Nova shut her eyes to hide the laughter in them. It sounded so painfully ludicrous, but she was proud of her delivery. She’d almost convinced even herself.
She waited for some smart comment to be shot back her way, but none came.
She frowned. Waited some more.
And heard only heavy breathing.
Nova glanced back over her shoulder. Her jaw fell.
He was already asleep.
“Ugh. You would be one of those.” Sighing, she wrapped her arms around her legs, settled her chin on her knee, and stared out into the dark world beyond this abandoned office. She had always been astonished by people who could fall asleep fast, like there was nothing to it. Like their spirits weren’t burdened with suffering and resentment. Like their hearts and minds could so easily be at peace.
After a while, she dared to look back at Adrian—just to make sure he really was asleep. She frowned as her gaze alighted first on the steady rise and fall of his chest. Her attention swept down his lean body to casually crossed ankles, then back up to his face. He had removed his glasses and set them, neatly folded, beside the wall. His face was different without them. More open and tranquil, though that could have been as much because of the sleep.
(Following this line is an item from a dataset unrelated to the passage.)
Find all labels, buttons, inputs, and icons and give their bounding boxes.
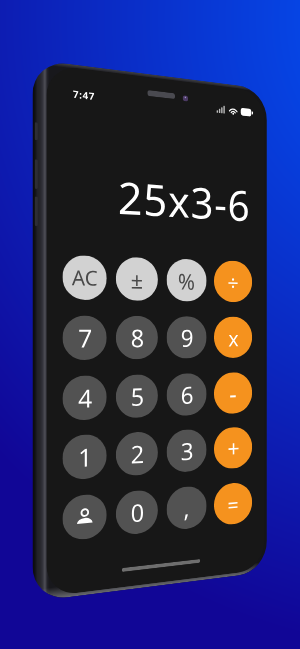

She knew it was a stereotype, but the glasses really did give him an air of studiousness. Of artistry. Without them, he looked like … well, like a superhero.
A really good-looking superhero.
Nova flushed, suddenly mortified at the direction of those thoughts, and hastily turned back to the window, vowing not to stare at him for another second.
The vow was harder to keep than she ever would have admitted, but keep it she did. Listening to the sounds of deep breathing. The occasional rustle of fabric and peaceful sigh as her companions slept and shifted and slept some more. In the city, a distant siren. A motorcycle roaring to life a few blocks away.
It wasn’t the shortest night of her life, but it wasn’t the longest, either.
She searched for any sign of activity inside the library, but there was nothing but stillness and darkened windows. Which was good. Ingrid and the Librarian would have had all the previous day to clear the library of incriminating evidence. There was nothing to do now but wait until morning, when Nova could encourage the Renegades to go inside and the Librarian could prove that he had nothing to hide, thereby putting an end to this investigation.
Nova was getting anxious to get it over with. She had other things to be doing than sitting with a patrol unit on a hopeless surveillance assignment. She had things to investigate at headquarters—secrets to uncover, weaknesses to ascertain, and she wasn’t going to get any of that done here.
Eventually, the sky overhead began to shift from black to navy to sapphire, a progression she was intimately familiar with. The window was facing north, so she had no hope of seeing the sunrise, but she sensed it in the gradual lightening of the clouds and the way shadows began to stretch long down the street, and how all at once the windows of the library began to glimmer with morning light.
At eight o’clock sharp, the CLOSED sign in the window was flipped over to OPEN. Nova couldn’t see who had turned it—Narcissa, or Gene Cronin himself?
Nine minutes later, the first patron arrived, an elderly woman carrying a basket full of thick paperbacks, her head tucked beneath a plastic hood, even though there were no rainclouds in the sky.